J’ai rencontré des gens très forts physiquement, avec des bras comme des cuisses, dont l’articulation des poignets était néanmoins d’une grande fragilité. De telles personnes, malgré leur taille, sont très sensibles à la technique nikyo, et il faut peu de chose pour les mettre par terre.
L’entraînement d’Aikido renforce les articulations, et notamment celle du poignet, qui devient très résistante à la torsion. A cause de cela, il est totalement illusoire d’imaginer qu’on puisse "passer" nikyo sur un pratiquant aguerri sans le placer au préalable dans un état de déséquilibre. Cette photo de Morihiro Saito en 1974 à l’aéroport de San Francisco est un clin d’œil vieux d’un demi-siècle, mais qui en dit beaucoup :
Pour que la technique nikyo puisse fonctionner, tori doit en premier lieu se déplacer en utilisant le principe irimi-tenkan, qui se traduit pour le corps par le mouvement tai no henka, c’est ce que montre la vidéo :
Ce déplacement amène uke dans une position telle que son corps en déséquilibre repose tout entier sur le seul point d’appui de son poignet :
Comme ce poignet est par ailleurs fixé à l’axe de la rotation que tori est sur le point de déclencher, la technique nikyo acquiert une puissance redoutable. L’effet de la clef qui verrouille ainsi le coude d’uke par rapport à son poignet permet de comprendre que ni-kyo est ni (deux) parce qu’il contrôle deux articulations, tout comme i-kkyo est ichi, i (un) parce qu’il contrôle seulement l’articulation du coude, et comme san-kyo est san (trois) parce qu’il sollicite les trois articulations du poignet, du coude et de l’épaule .
Ce qui est très remarquable, c’est que le déplacement irimi-tenkan de tori qui est nécessaire à créer ces conditions idéales de la technique sur uke, est en même temps le déplacement idéal permettant à tori de se déplacer vers le lieu de parfaite sécurité dans les circonstances d’une attaque venant simultanément des quatre directions.

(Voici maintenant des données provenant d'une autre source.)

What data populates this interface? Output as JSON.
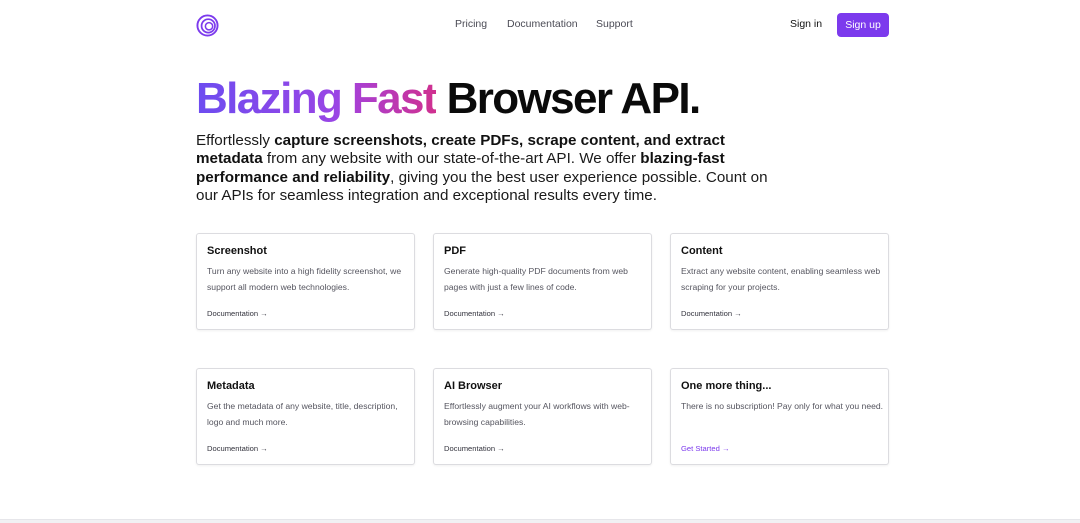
{
  "nav": {
    "logo_icon": "concentric-circles-logo-icon",
    "brand_color": "#7c3aed",
    "links": [
      {
        "label": "Pricing"
      },
      {
        "label": "Documentation"
      },
      {
        "label": "Support"
      }
    ],
    "sign_in": "Sign in",
    "sign_up": "Sign up"
  },
  "hero": {
    "title_part1": "Blazing",
    "title_part2": "Fast",
    "title_part3": "Browser API.",
    "desc": {
      "t1": "Effortlessly ",
      "b1": "capture screenshots, create PDFs, scrape content, and extract metadata",
      "t2": " from any website with our state-of-the-art API. We offer ",
      "b2": "blazing-fast performance and reliability",
      "t3": ", giving you the best user experience possible. Count on our APIs for seamless integration and exceptional results every time."
    }
  },
  "cards": [
    {
      "title": "Screenshot",
      "desc": "Turn any website into a high fidelity screenshot, we support all modern web technologies.",
      "link": "Documentation →"
    },
    {
      "title": "PDF",
      "desc": "Generate high-quality PDF documents from web pages with just a few lines of code.",
      "link": "Documentation →"
    },
    {
      "title": "Content",
      "desc": "Extract any website content, enabling seamless web scraping for your projects.",
      "link": "Documentation →"
    },
    {
      "title": "Metadata",
      "desc": "Get the metadata of any website, title, description, logo and much more.",
      "link": "Documentation →"
    },
    {
      "title": "AI Browser",
      "desc": "Effortlessly augment your AI workflows with web-browsing capabilities.",
      "link": "Documentation →"
    },
    {
      "title": "One more thing...",
      "desc": "There is no subscription! Pay only for what you need.",
      "link": "Get Started →"
    }
  ]
}
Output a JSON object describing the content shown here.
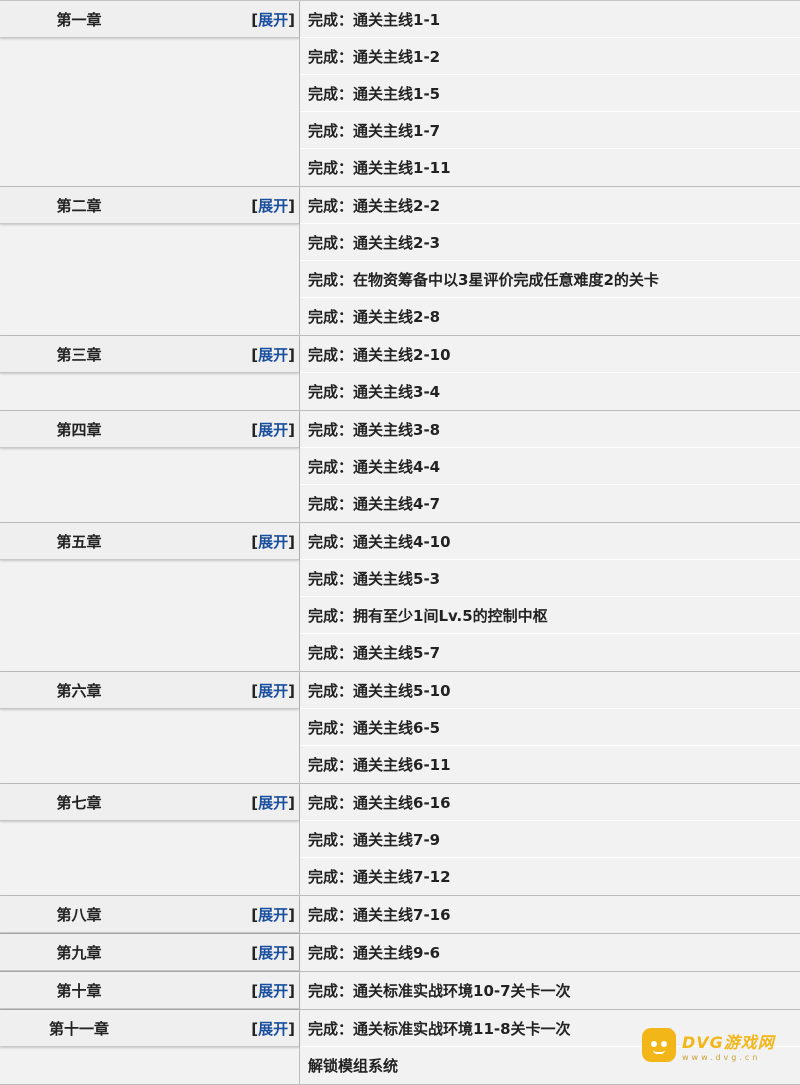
{
  "expand_text": "展开",
  "chapters": [
    {
      "title": "第一章",
      "tasks": [
        "完成：通关主线1-1",
        "完成：通关主线1-2",
        "完成：通关主线1-5",
        "完成：通关主线1-7",
        "完成：通关主线1-11"
      ]
    },
    {
      "title": "第二章",
      "tasks": [
        "完成：通关主线2-2",
        "完成：通关主线2-3",
        "完成：在物资筹备中以3星评价完成任意难度2的关卡",
        "完成：通关主线2-8"
      ]
    },
    {
      "title": "第三章",
      "tasks": [
        "完成：通关主线2-10",
        "完成：通关主线3-4"
      ]
    },
    {
      "title": "第四章",
      "tasks": [
        "完成：通关主线3-8",
        "完成：通关主线4-4",
        "完成：通关主线4-7"
      ]
    },
    {
      "title": "第五章",
      "tasks": [
        "完成：通关主线4-10",
        "完成：通关主线5-3",
        "完成：拥有至少1间Lv.5的控制中枢",
        "完成：通关主线5-7"
      ]
    },
    {
      "title": "第六章",
      "tasks": [
        "完成：通关主线5-10",
        "完成：通关主线6-5",
        "完成：通关主线6-11"
      ]
    },
    {
      "title": "第七章",
      "tasks": [
        "完成：通关主线6-16",
        "完成：通关主线7-9",
        "完成：通关主线7-12"
      ]
    },
    {
      "title": "第八章",
      "tasks": [
        "完成：通关主线7-16"
      ]
    },
    {
      "title": "第九章",
      "tasks": [
        "完成：通关主线9-6"
      ]
    },
    {
      "title": "第十章",
      "tasks": [
        "完成：通关标准实战环境10-7关卡一次"
      ]
    },
    {
      "title": "第十一章",
      "tasks": [
        "完成：通关标准实战环境11-8关卡一次",
        "解锁模组系统"
      ]
    }
  ],
  "watermark": {
    "title": "DVG游戏网",
    "subtitle": "www.dvg.cn",
    "color": "#f3b619"
  }
}
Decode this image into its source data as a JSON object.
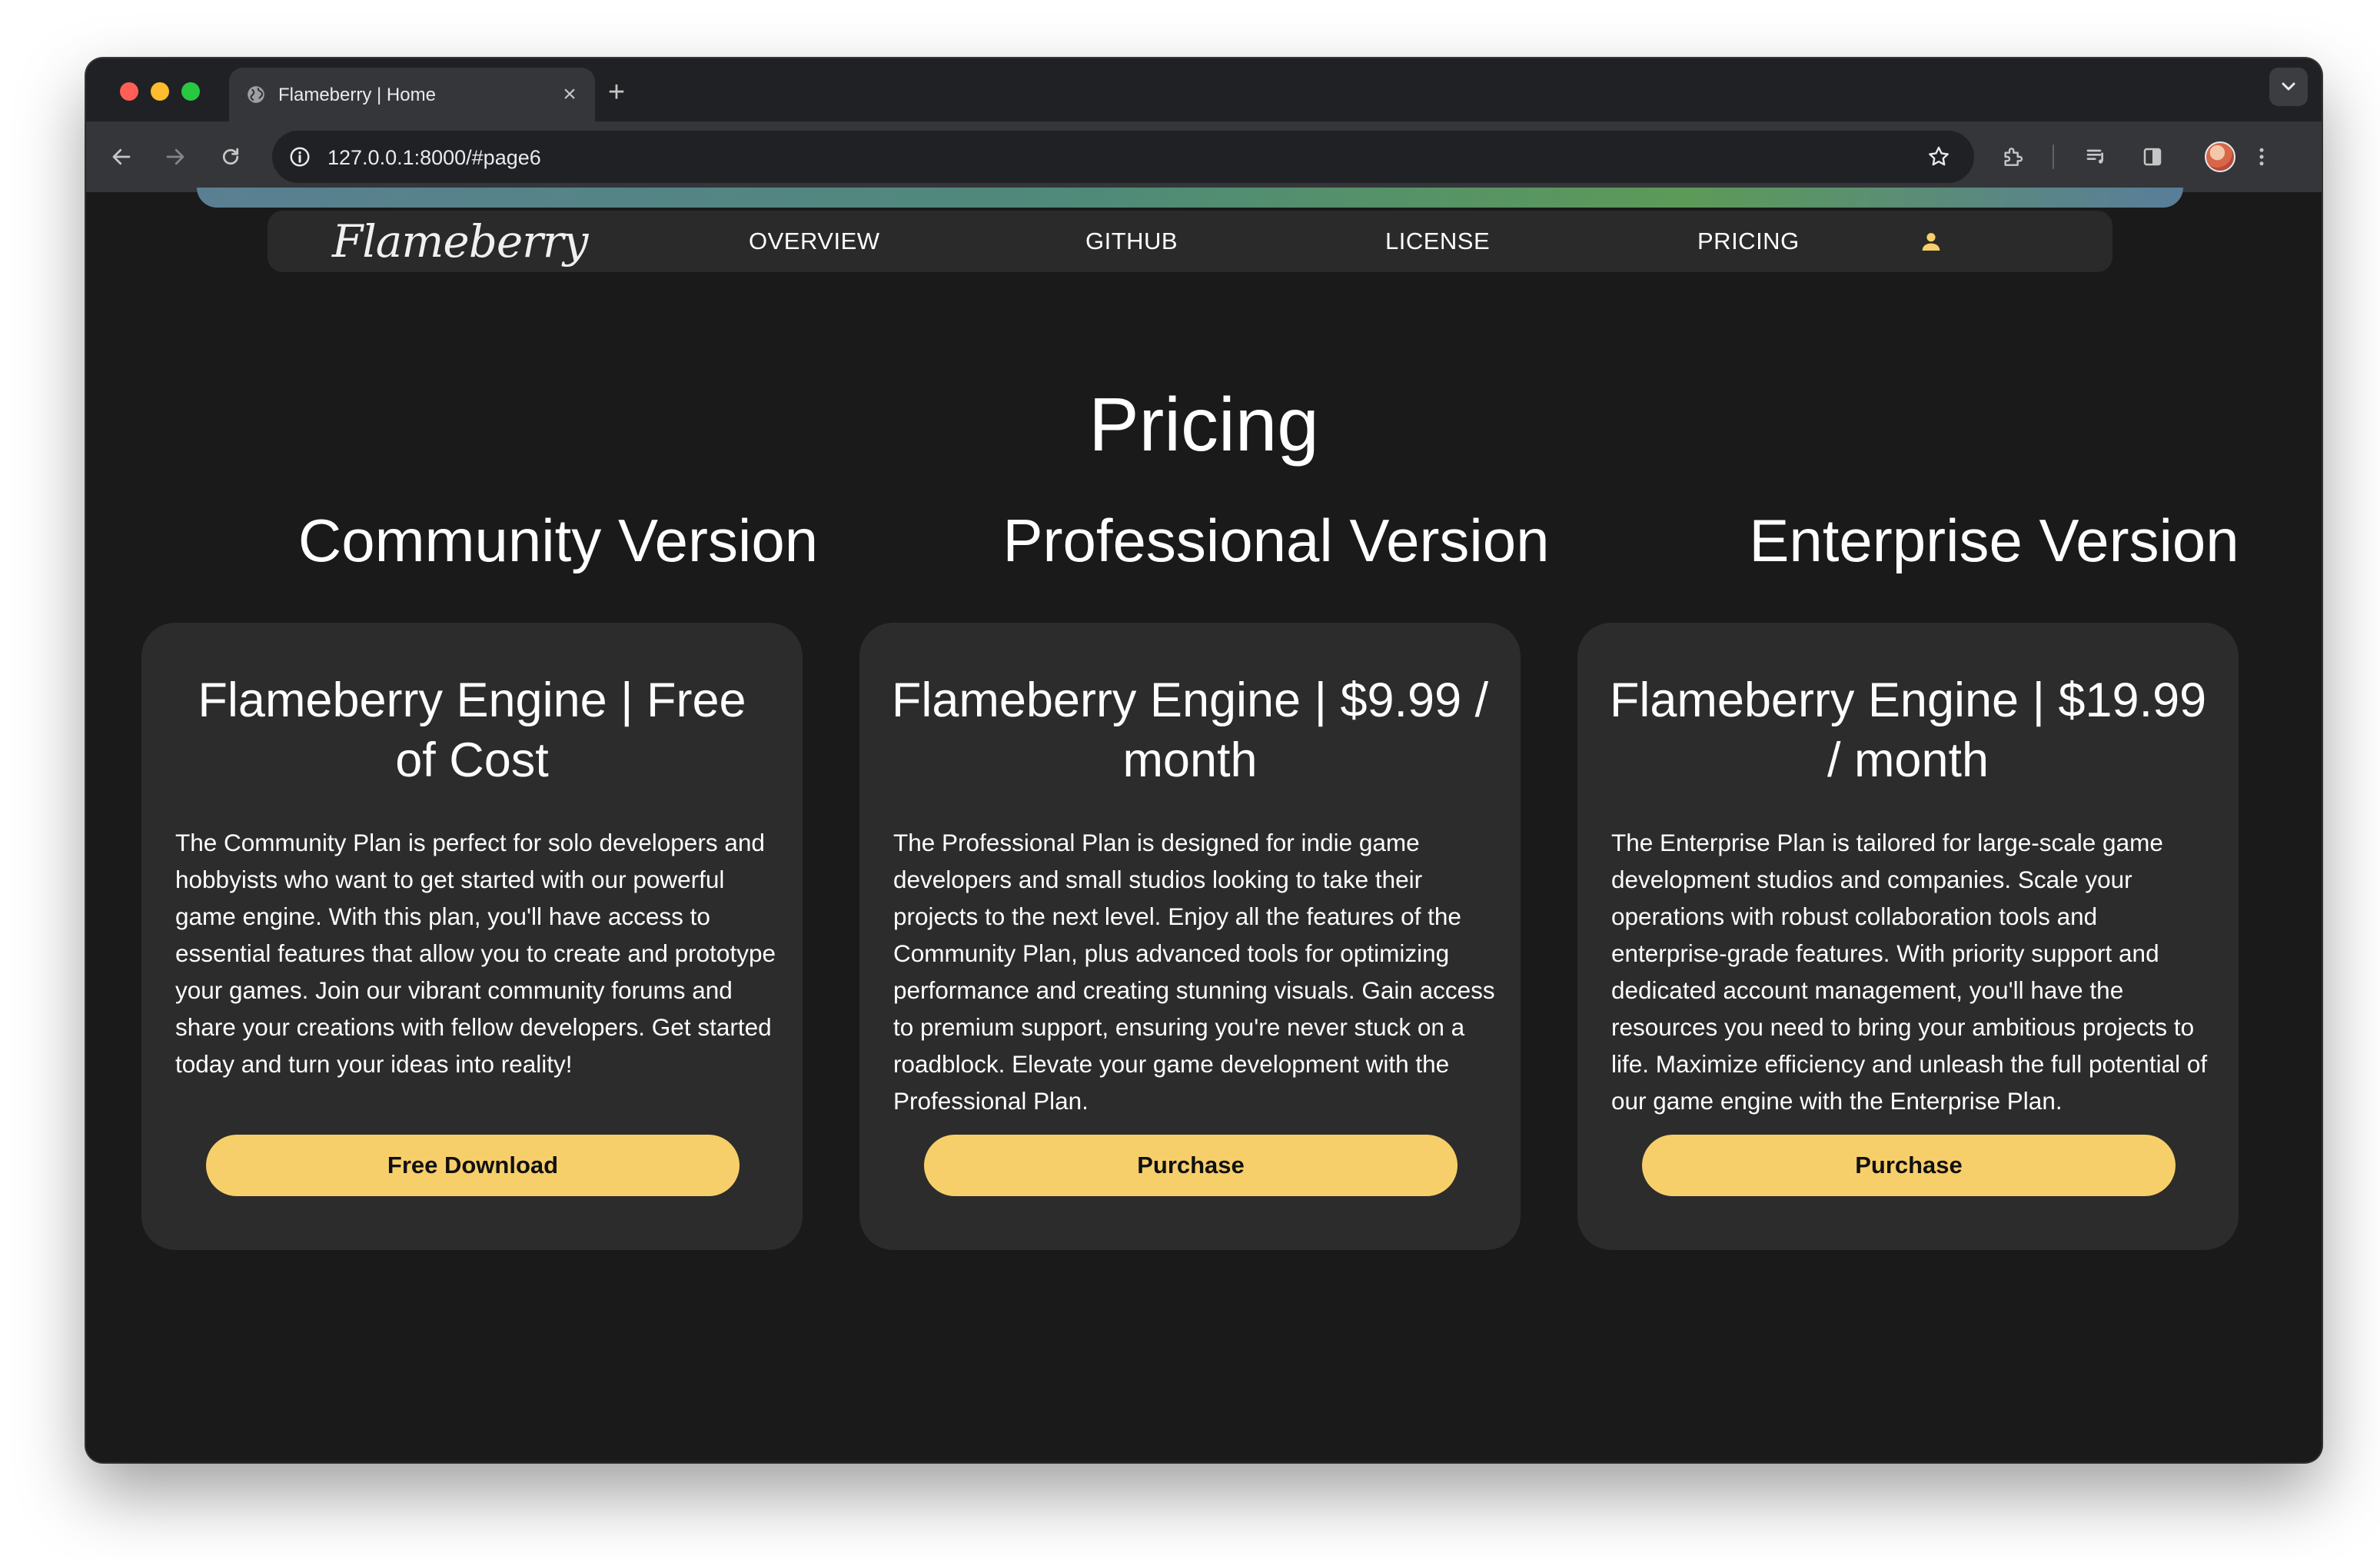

Ce qui est encore plus remarquable, et pour ma part je m’émerveille de cela, c’est qu’il en est toujours ainsi dans toutes les techniques d’Aikido : l’efficacité maximum et la sécurité maximum sont dans une interdépendance parfaite et permanente dans toutes les circonstances, elles naissent d’un mouvement unique, un mouvement de rotation toujours identique à lui-même qu’on appelle irimi-tenkan. En cherchant la sécurité on trouve l’efficacité, en cherchant l’efficacité on trouve la sécurité. Le caractère systématique de cette relation est très étonnant, et mérite je crois qu’on y réfléchisse. Comment une adéquation aussi parfaite est-elle possible en permanence ? Comment est-il possible qu’efficacité et sécurité soient une quelle que soit la situation ? Une loi de cette nature n’est pas de celles que les juristes ont l’habitude de manier.